La noche se estropeó de repente. Una ráfaga de viento seco la azotó mientras subía las escaleras a toda prisa. La tramontana enardecía el mar que se movía inquieto y formaba olas cada vez más grandes, con una resaca que se alejaba de la costa, como si quisiera llevarse el pasado.

Ángela entró en la casa con las reminiscencias del sueño premonitorio de Marta. Podía verla de mayor, el día en el que más tarde moriría a manos de Ingrid. Marta se detuvo un momento en la entrada a recuperar el resuello. Sus manos artríticas palparon la puerta de cristal que separaba el recibidor del salón antes de entrar en la habitación de sus padres.
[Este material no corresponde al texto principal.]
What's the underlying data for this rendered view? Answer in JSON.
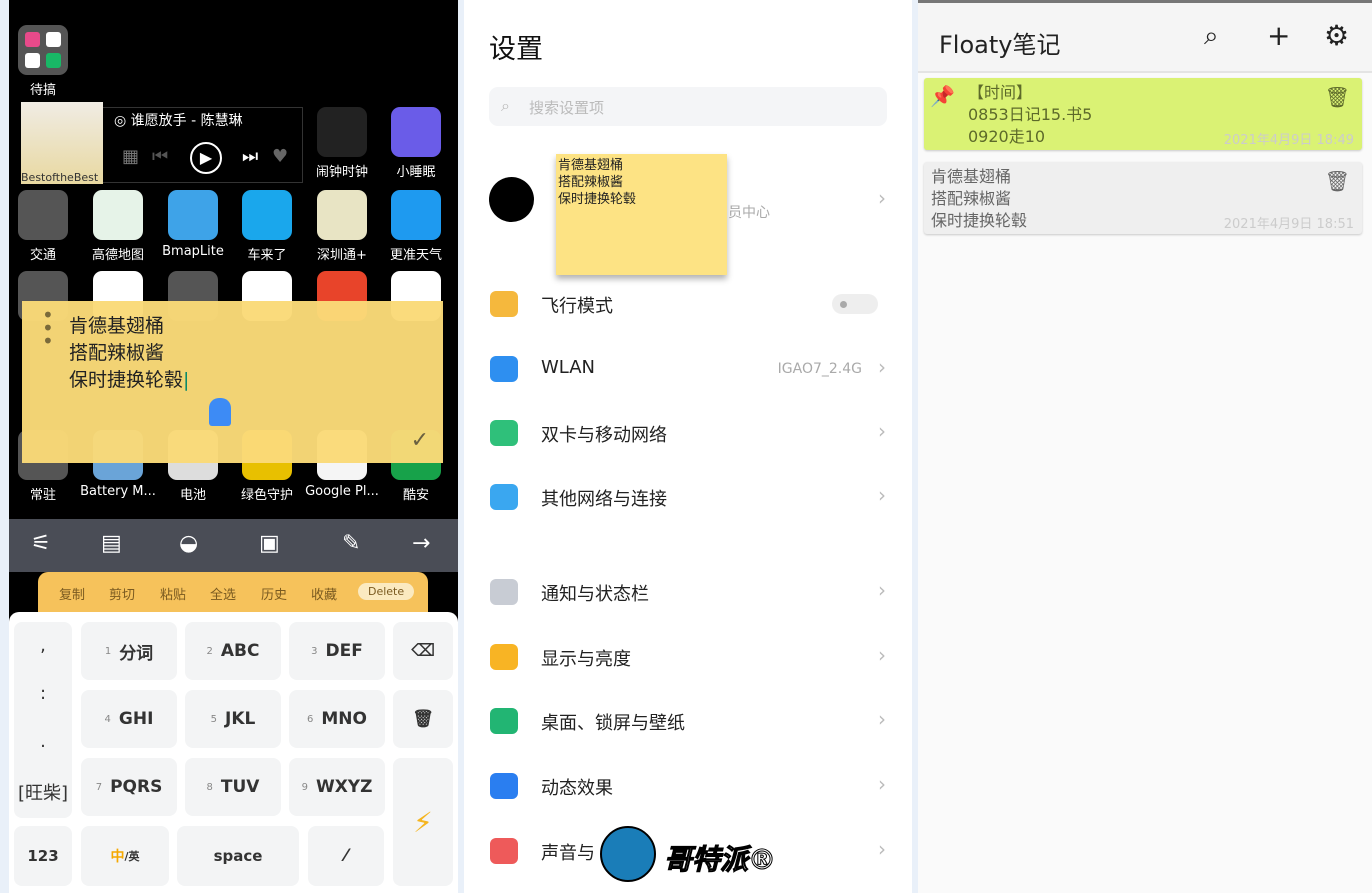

Marta se abrazó el cuerpo al sentir un frío repentino, Ángela la imitó. Siguió al espectro de su madre a un lado de la cama y palpó el suelo en busca del hueco escondido en el parqué. En la roca había entendido que su madre no rescató los papeles de ahí, sino que escondió lo que Ángela sujetaba ahora entre sus manos.

El pasado pareció fundirse con el presente. Con la caja que encontró en el escondite entre sus manos, Ángela se quedó mirando los movimientos etéreos del fantasma de su madre. Fue como si estuviera reviviendo la escena con absoluta nitidez. Marta la miró con dulzura, con aquellos ojos que parecían un pozo de esperanza. Ángela sintió la calidez de las lágrimas resbalando por las mejillas mientras se despedía de su madre...

—¿Qué haces? —La voz de George la despertó de su ensoñación.

Se lo quedó mirando un segundo antes de limpiarse los vestigios del llanto y levantarse. George se apoyaba en el marco de la puerta, con rastros de somnolencia en la cara contraída en un rictus de interrogación.

—Mi madre me dejó esta caja en herencia —contestó Ángela, levantándose del suelo—. Creo que es algo importante.

George cambió la expresión paulatinamente hasta que los ojos le brillaron con la expectación de conocer el contenido de la caja.